According to Kort, it’s the stitching of the swing environment that gives guys a pass to act on their same-sex desires. “In swinging situations, there are women involved. And if there are women involved, it doesn’t seem so gay.” In fact, women might be part of the engine driving these experiences between men. According to user data, gay male porn is among the most popular genres for female users.
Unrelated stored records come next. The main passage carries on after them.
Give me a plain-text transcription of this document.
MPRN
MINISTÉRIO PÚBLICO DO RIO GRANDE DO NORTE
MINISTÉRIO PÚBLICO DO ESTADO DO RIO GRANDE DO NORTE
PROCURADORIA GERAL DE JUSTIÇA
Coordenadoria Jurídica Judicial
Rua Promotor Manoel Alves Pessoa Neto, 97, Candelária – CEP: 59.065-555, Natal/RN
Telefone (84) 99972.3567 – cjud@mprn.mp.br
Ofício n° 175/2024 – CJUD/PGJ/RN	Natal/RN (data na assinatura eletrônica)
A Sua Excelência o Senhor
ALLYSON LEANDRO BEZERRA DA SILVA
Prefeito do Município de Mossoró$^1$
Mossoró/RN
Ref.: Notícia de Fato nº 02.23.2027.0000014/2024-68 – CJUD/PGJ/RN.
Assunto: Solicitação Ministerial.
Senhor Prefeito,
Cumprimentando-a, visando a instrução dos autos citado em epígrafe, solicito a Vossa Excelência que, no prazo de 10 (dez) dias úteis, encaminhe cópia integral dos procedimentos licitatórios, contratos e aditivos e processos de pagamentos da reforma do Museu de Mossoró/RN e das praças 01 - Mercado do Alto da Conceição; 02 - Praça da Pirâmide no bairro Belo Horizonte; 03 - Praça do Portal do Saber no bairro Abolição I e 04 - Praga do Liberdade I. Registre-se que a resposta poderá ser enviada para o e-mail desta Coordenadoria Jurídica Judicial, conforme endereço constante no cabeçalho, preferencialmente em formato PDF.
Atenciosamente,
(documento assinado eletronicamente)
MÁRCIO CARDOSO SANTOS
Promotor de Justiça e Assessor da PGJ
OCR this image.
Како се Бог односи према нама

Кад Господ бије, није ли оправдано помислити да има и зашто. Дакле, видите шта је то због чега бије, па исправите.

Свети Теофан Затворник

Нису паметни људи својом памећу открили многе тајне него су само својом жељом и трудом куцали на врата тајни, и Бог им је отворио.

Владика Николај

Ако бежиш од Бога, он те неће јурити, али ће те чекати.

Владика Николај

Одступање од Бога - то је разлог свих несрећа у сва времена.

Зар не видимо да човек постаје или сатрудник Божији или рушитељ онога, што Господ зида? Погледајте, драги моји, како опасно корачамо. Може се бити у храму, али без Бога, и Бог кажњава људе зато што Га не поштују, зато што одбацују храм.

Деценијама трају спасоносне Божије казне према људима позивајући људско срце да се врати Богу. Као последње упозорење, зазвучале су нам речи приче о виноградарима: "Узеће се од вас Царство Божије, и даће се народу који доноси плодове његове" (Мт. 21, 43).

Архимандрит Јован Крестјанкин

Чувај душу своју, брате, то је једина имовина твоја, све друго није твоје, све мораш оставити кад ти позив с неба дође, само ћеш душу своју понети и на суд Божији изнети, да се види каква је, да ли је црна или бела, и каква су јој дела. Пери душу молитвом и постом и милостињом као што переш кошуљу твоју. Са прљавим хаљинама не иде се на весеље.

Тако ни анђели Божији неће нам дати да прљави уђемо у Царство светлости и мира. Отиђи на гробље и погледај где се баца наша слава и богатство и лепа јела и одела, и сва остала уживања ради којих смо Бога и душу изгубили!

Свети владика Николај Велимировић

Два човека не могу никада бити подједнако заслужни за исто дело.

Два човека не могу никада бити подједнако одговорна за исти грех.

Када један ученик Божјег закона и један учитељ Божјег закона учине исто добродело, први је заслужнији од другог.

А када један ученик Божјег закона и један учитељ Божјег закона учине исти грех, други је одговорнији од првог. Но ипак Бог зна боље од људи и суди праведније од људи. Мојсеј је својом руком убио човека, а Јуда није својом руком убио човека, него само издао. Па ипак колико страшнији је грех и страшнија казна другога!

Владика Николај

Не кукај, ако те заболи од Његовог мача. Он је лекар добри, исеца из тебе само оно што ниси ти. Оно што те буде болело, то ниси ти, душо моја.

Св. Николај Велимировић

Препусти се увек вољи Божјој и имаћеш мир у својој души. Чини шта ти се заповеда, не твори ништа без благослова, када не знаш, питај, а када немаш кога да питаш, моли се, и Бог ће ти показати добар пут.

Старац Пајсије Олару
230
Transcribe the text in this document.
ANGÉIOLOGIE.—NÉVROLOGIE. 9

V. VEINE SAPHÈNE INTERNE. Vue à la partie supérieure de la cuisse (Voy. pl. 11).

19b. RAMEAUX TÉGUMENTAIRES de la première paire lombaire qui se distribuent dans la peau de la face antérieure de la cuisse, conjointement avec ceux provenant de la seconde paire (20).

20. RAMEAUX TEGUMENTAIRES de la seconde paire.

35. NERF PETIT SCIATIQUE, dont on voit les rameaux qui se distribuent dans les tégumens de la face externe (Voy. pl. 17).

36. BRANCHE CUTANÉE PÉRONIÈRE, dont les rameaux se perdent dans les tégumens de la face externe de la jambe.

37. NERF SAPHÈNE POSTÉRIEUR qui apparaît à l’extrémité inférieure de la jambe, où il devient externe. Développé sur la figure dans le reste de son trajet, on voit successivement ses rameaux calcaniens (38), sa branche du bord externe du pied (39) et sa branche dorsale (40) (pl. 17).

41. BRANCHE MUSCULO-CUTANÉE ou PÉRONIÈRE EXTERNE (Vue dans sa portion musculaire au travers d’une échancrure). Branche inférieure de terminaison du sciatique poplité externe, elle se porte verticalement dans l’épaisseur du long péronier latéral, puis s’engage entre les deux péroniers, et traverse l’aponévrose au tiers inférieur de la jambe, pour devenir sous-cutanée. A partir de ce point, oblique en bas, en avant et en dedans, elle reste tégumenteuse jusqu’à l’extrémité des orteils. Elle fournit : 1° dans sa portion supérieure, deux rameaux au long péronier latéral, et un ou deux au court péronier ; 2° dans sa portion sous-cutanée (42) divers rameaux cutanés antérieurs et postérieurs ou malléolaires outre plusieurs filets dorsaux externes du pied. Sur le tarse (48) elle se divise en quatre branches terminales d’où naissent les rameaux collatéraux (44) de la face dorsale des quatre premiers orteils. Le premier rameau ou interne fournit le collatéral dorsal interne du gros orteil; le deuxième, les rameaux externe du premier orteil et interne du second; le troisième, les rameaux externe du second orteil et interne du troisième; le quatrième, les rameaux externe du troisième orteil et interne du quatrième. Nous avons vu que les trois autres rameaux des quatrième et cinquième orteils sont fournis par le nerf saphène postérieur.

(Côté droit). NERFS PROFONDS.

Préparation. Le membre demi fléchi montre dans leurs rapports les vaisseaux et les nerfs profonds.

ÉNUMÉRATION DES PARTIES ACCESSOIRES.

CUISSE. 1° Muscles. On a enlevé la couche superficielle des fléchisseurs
If girl-on-girl is the ultimate guy fantasy, then guy-on-guy could be starting to serve that same purpose for some women. “When you do it for the benefit of the group, you share the responsibility with everyone,” Kort points out.

In her book Not Gay: Sex Between Straight White Men, Jane Ward writes, “By understanding their same-sex sexual practice as meaningless, accidental, or even necessary, straight white men can perform homosexual contact in heterosexual ways.”

“It’s not like these guys are necessarily kissing and embracing,” explains Kort. Same-sex encounters at the swing club aren’t necessarily about romance or intimacy. Often times, it comes down to a raw sexual act, and knowing you have permission to pursue it.

As Frank noted back in 2008, “Given the experimental attitudes towards sexuality that many lifestylers express, male same-sex activity may be an eventual extension of risk-taking and erotic exploration.” There are countless outlets and experiences that can accompany a same-sex encounter. But the swing scene is increasingly providing a specific context to do so. It allows you to be sexual first, and whatever clipping you’d like to accompany that phrase second. For some, that might be just the right format to start feeling around.